Raj, I think that the decoupling between bonds and stock is an indication that money is indeed going into bonds. I think that the Japanese are not going to liquidate much US stock and they will do that probably at the bottom (they often do), that could provide the spike down in June that I believe we will have.

I think that after a blip up in interest rates in the US (possibly due to Japan getting more liquid) our bond is going to go up while the market for equities goes down, resulting in the long term boond yielding about 5.5% by June or so. This will be due to two main factors, IMO, the deflationary pressures of the asian malaise, and the dearth of long term bonds due to a US budget which is closer to balance than before. If for few month the US just roll over its debt but does not issue new debt, there will not be enough bond for all the pension funds and insurance companies that need to put a percentage of the money coming in into bond. This money continues and flow in (and at rates somewhat larger than last year). This will create a situation of more money wanting to get into bond than there are new bond issued. After all, most of the new issues will be rollovers and thus already commited to bonds and only a small additional demand at the margin could have a powerful effect on supply of such bond. Thus even if Japan repatriate its US bond holding, because this is happening in a period of relatively balanced budgets and little requirement for additional new money, there might develop shortage of bonds.

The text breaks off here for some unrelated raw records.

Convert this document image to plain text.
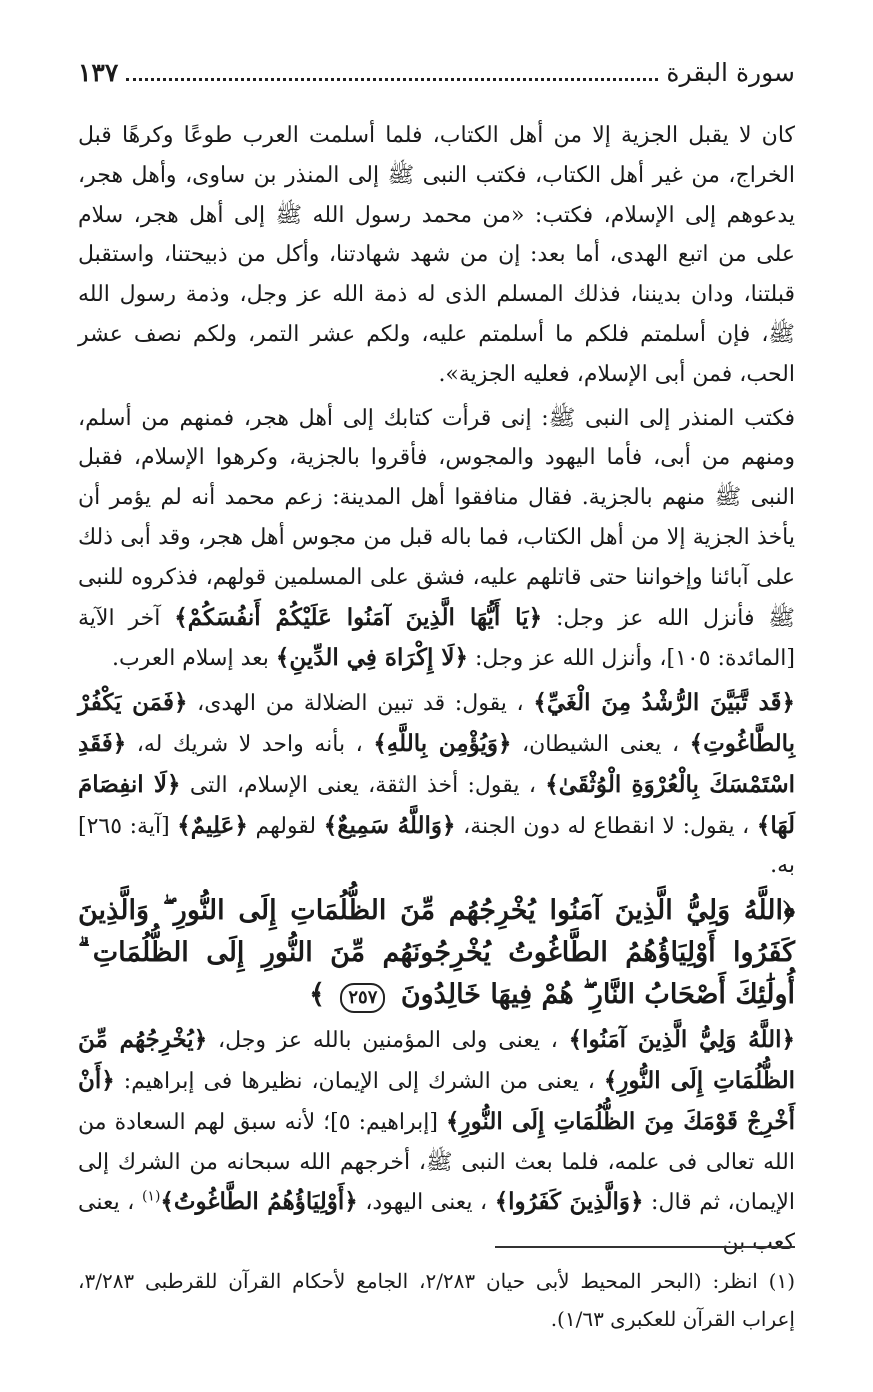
سورة البقرة
١٣٧

كان لا يقبل الجزية إلا من أهل الكتاب، فلما أسلمت العرب طوعًا وكرهًا قبل الخراج، من غير أهل الكتاب، فكتب النبى ﷺ إلى المنذر بن ساوى، وأهل هجر، يدعوهم إلى الإسلام، فكتب: «من محمد رسول الله ﷺ إلى أهل هجر، سلام على من اتبع الهدى، أما بعد: إن من شهد شهادتنا، وأكل من ذبيحتنا، واستقبل قبلتنا، ودان بديننا، فذلك المسلم الذى له ذمة الله عز وجل، وذمة رسول الله ﷺ، فإن أسلمتم فلكم ما أسلمتم عليه، ولكم عشر التمر، ولكم نصف عشر الحب، فمن أبى الإسلام، فعليه الجزية».

فكتب المنذر إلى النبى ﷺ: إنى قرأت كتابك إلى أهل هجر، فمنهم من أسلم، ومنهم من أبى، فأما اليهود والمجوس، فأقروا بالجزية، وكرهوا الإسلام، فقبل النبى ﷺ منهم بالجزية. فقال منافقوا أهل المدينة: زعم محمد أنه لم يؤمر أن يأخذ الجزية إلا من أهل الكتاب، فما باله قبل من مجوس أهل هجر، وقد أبى ذلك على آبائنا وإخواننا حتى قاتلهم عليه، فشق على المسلمين قولهم، فذكروه للنبى ﷺ فأنزل الله عز وجل: ﴿يَا أَيُّهَا الَّذِينَ آمَنُوا عَلَيْكُمْ أَنفُسَكُمْ﴾ آخر الآية [المائدة: ١٠٥]، وأنزل الله عز وجل: ﴿لَا إِكْرَاهَ فِي الدِّينِ﴾ بعد إسلام العرب.

﴿قَد تَّبَيَّنَ الرُّشْدُ مِنَ الْغَيِّ﴾ ، يقول: قد تبين الضلالة من الهدى، ﴿فَمَن يَكْفُرْ بِالطَّاغُوتِ﴾ ، يعنى الشيطان، ﴿وَيُؤْمِن بِاللَّهِ﴾ ، بأنه واحد لا شريك له، ﴿فَقَدِ اسْتَمْسَكَ بِالْعُرْوَةِ الْوُثْقَىٰ﴾ ، يقول: أخذ الثقة، يعنى الإسلام، التى ﴿لَا انفِصَامَ لَهَا﴾ ، يقول: لا انقطاع له دون الجنة، ﴿وَاللَّهُ سَمِيعٌ﴾ لقولهم ﴿عَلِيمٌ﴾ [آية: ٢٦٥] به.

﴿اللَّهُ وَلِيُّ الَّذِينَ آمَنُوا يُخْرِجُهُم مِّنَ الظُّلُمَاتِ إِلَى النُّورِ ۖ وَالَّذِينَ كَفَرُوا أَوْلِيَاؤُهُمُ الطَّاغُوتُ يُخْرِجُونَهُم مِّنَ النُّورِ إِلَى الظُّلُمَاتِ ۗ أُولَٰئِكَ أَصْحَابُ النَّارِ ۖ هُمْ فِيهَا خَالِدُونَ ٢٥٧ ﴾

﴿اللَّهُ وَلِيُّ الَّذِينَ آمَنُوا﴾ ، يعنى ولى المؤمنين بالله عز وجل، ﴿يُخْرِجُهُم مِّنَ الظُّلُمَاتِ إِلَى النُّورِ﴾ ، يعنى من الشرك إلى الإيمان، نظيرها فى إبراهيم: ﴿أَنْ أَخْرِجْ قَوْمَكَ مِنَ الظُّلُمَاتِ إِلَى النُّورِ﴾ [إبراهيم: ٥]؛ لأنه سبق لهم السعادة من الله تعالى فى علمه، فلما بعث النبى ﷺ، أخرجهم الله سبحانه من الشرك إلى الإيمان، ثم قال: ﴿وَالَّذِينَ كَفَرُوا﴾ ، يعنى اليهود، ﴿أَوْلِيَاؤُهُمُ الطَّاغُوتُ﴾$^{(١)}$ ، يعنى كعب بن

(١) انظر: (البحر المحيط لأبى حيان ٢/٢٨٣، الجامع لأحكام القرآن للقرطبى ٣/٢٨٣، إعراب القرآن للعكبرى ١/٦٣).
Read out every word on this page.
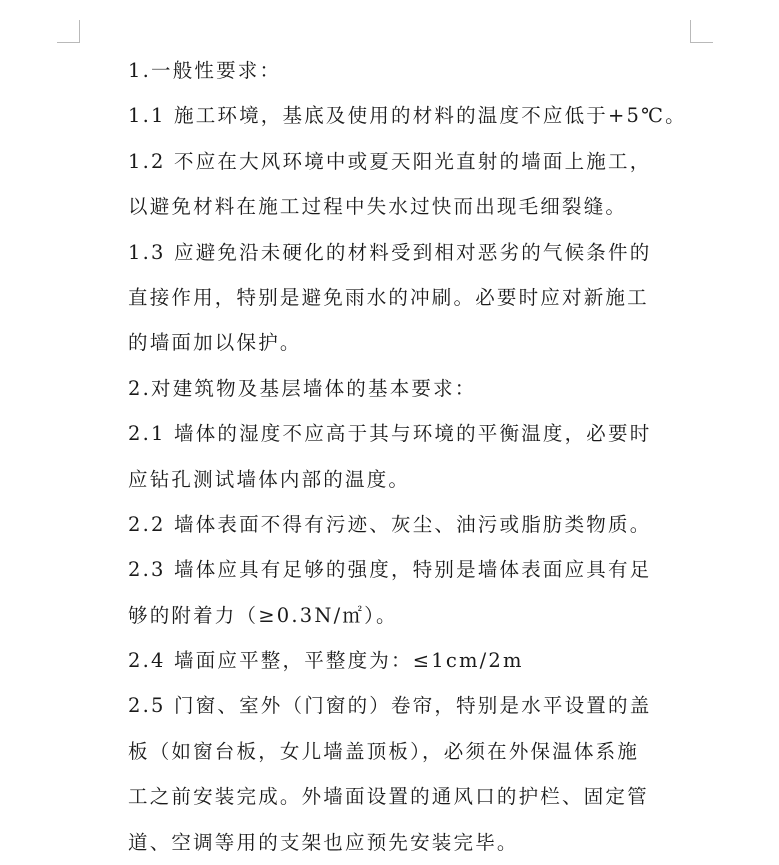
1.一般性要求：
1.1 施工环境，基底及使用的材料的温度不应低于+5℃。
1.2 不应在大风环境中或夏天阳光直射的墙面上施工，
以避免材料在施工过程中失水过快而出现毛细裂缝。
1.3 应避免沿未硬化的材料受到相对恶劣的气候条件的
直接作用，特别是避免雨水的冲刷。必要时应对新施工
的墙面加以保护。
2.对建筑物及基层墙体的基本要求：
2.1 墙体的湿度不应高于其与环境的平衡温度，必要时
应钻孔测试墙体内部的温度。
2.2 墙体表面不得有污迹、灰尘、油污或脂肪类物质。
2.3 墙体应具有足够的强度，特别是墙体表面应具有足
够的附着力（≥0.3N/㎡）。
2.4 墙面应平整，平整度为：≤1cm/2m
2.5 门窗、室外（门窗的）卷帘，特别是水平设置的盖
板（如窗台板，女儿墙盖顶板），必须在外保温体系施
工之前安装完成。外墙面设置的通风口的护栏、固定管
道、空调等用的支架也应预先安装完毕。
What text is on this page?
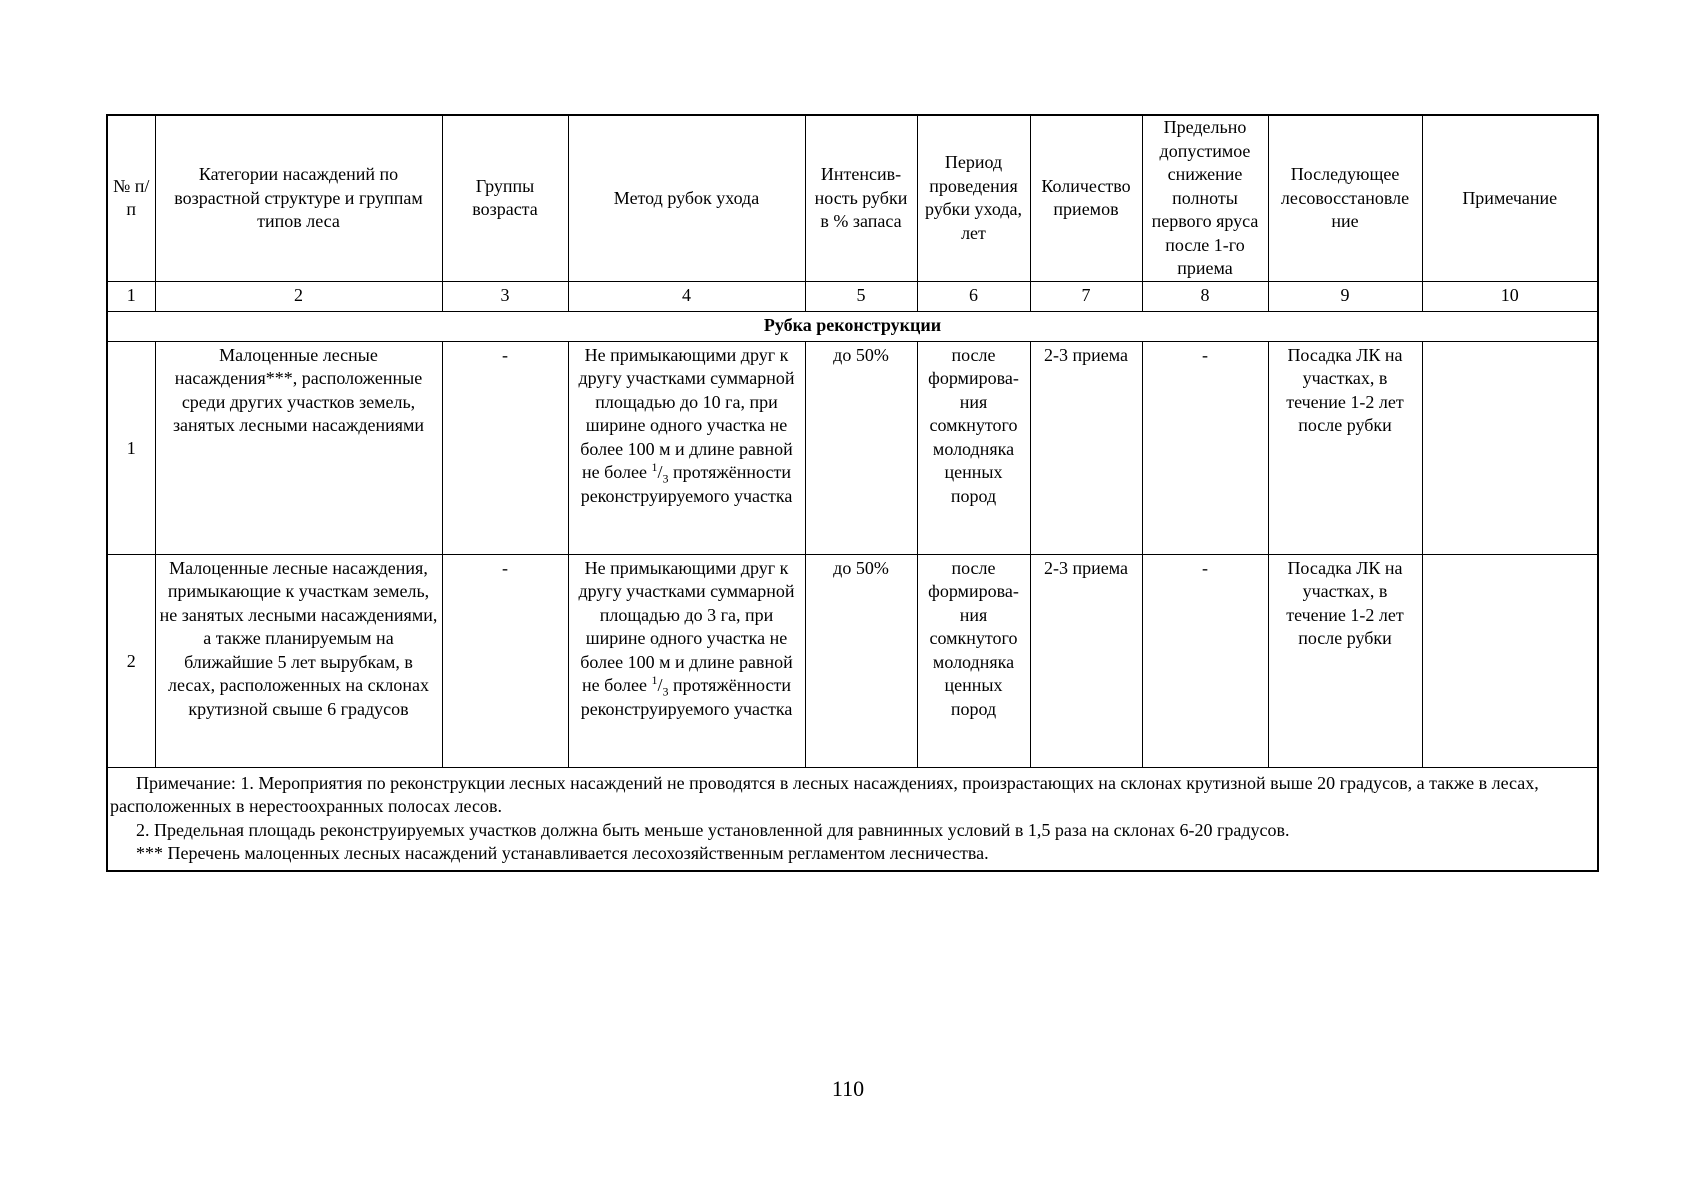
№ п/п	Категории насаждений по возрастной структуре и группам типов леса	Группы возраста	Метод рубок ухода	Интенсив-ность рубки в % запаса	Период проведения рубки ухода, лет	Количество приемов	Предельно допустимое снижение полноты первого яруса после 1-го приема	Последующее лесовосстановле ние	Примечание
1	2	3	4	5	6	7	8	9	10
Рубка реконструкции									
1	Малоценные лесные насаждения***, расположенные среди других участков земель, занятых лесными насаждениями	-	Не примыкающими друг к другу участками суммарной площадью до 10 га, при ширине одного участка не более 100 м и длине равной не более $^1/_3$ протяжённости реконструируемого участка	до 50%	после формирова-ния сомкнутого молодняка ценных пород	2-3 приема	-	Посадка ЛК на участках, в течение 1-2 лет после рубки	
2	Малоценные лесные насаждения, примыкающие к участкам земель, не занятых лесными насаждениями, а также планируемым на ближайшие 5 лет вырубкам, в лесах, расположенных на склонах крутизной свыше 6 градусов	-	Не примыкающими друг к другу участками суммарной площадью до 3 га, при ширине одного участка не более 100 м и длине равной не более $^1/_3$ протяжённости реконструируемого участка	до 50%	после формирова-ния сомкнутого молодняка ценных пород	2-3 приема	-	Посадка ЛК на участках, в течение 1-2 лет после рубки	

Примечание: 1. Мероприятия по реконструкции лесных насаждений не проводятся в лесных насаждениях, произрастающих на склонах крутизной выше 20 градусов, а также в лесах, расположенных в нерестоохранных полосах лесов.

2. Предельная площадь реконструируемых участков должна быть меньше установленной для равнинных условий в 1,5 раза на склонах 6-20 градусов.

*** Перечень малоценных лесных насаждений устанавливается лесохозяйственным регламентом лесничества.									

110
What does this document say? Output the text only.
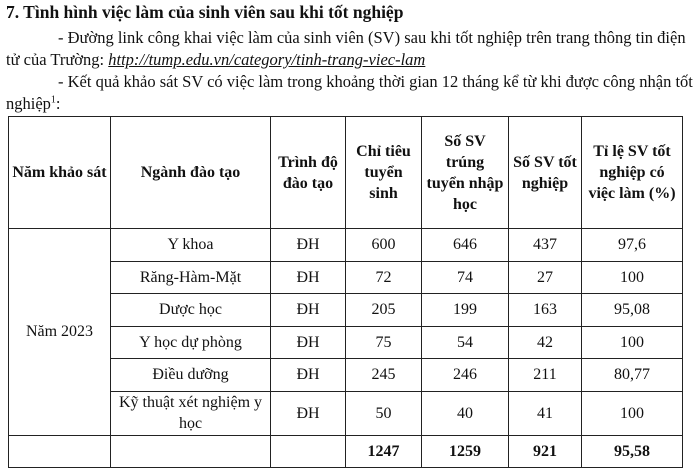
7. Tình hình việc làm của sinh viên sau khi tốt nghiệp
- Đường link công khai việc làm của sinh viên (SV) sau khi tốt nghiệp trên trang thông tin điện tử của Trường: http://tump.edu.vn/category/tinh-trang-viec-lam
- Kết quả khảo sát SV có việc làm trong khoảng thời gian 12 tháng kể từ khi được công nhận tốt nghiệp$^1$:
Năm khảo sát	Ngành đào tạo	Trình độ đào tạo	Chỉ tiêu tuyển sinh	Số SV trúng tuyển nhập học	Số SV tốt nghiệp	Tỉ lệ SV tốt nghiệp có việc làm (%)
Năm 2023	Y khoa	ĐH	600	646	437	97,6
	Răng-Hàm-Mặt	ĐH	72	74	27	100
	Dược học	ĐH	205	199	163	95,08
	Y học dự phòng	ĐH	75	54	42	100
	Điều dưỡng	ĐH	245	246	211	80,77
	Kỹ thuật xét nghiệm y học	ĐH	50	40	41	100
			1247	1259	921	95,58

Note that the increase in US debt last year (188 Billions) is less than the interest disbursed last year( at least $300 Billions) on the total debt and therefore we might already be experiencing a degree of shortage in bonds.

By the way, there is not much money going anywhere when stock declines from about 8000 to 6200, everyone loses. Most funds are required to be in stock, so when they sell a loser and then they turn around to buy a perceived winner, they find three weeks later it has turned into a loser. That is the unfortunate nature of a bear market.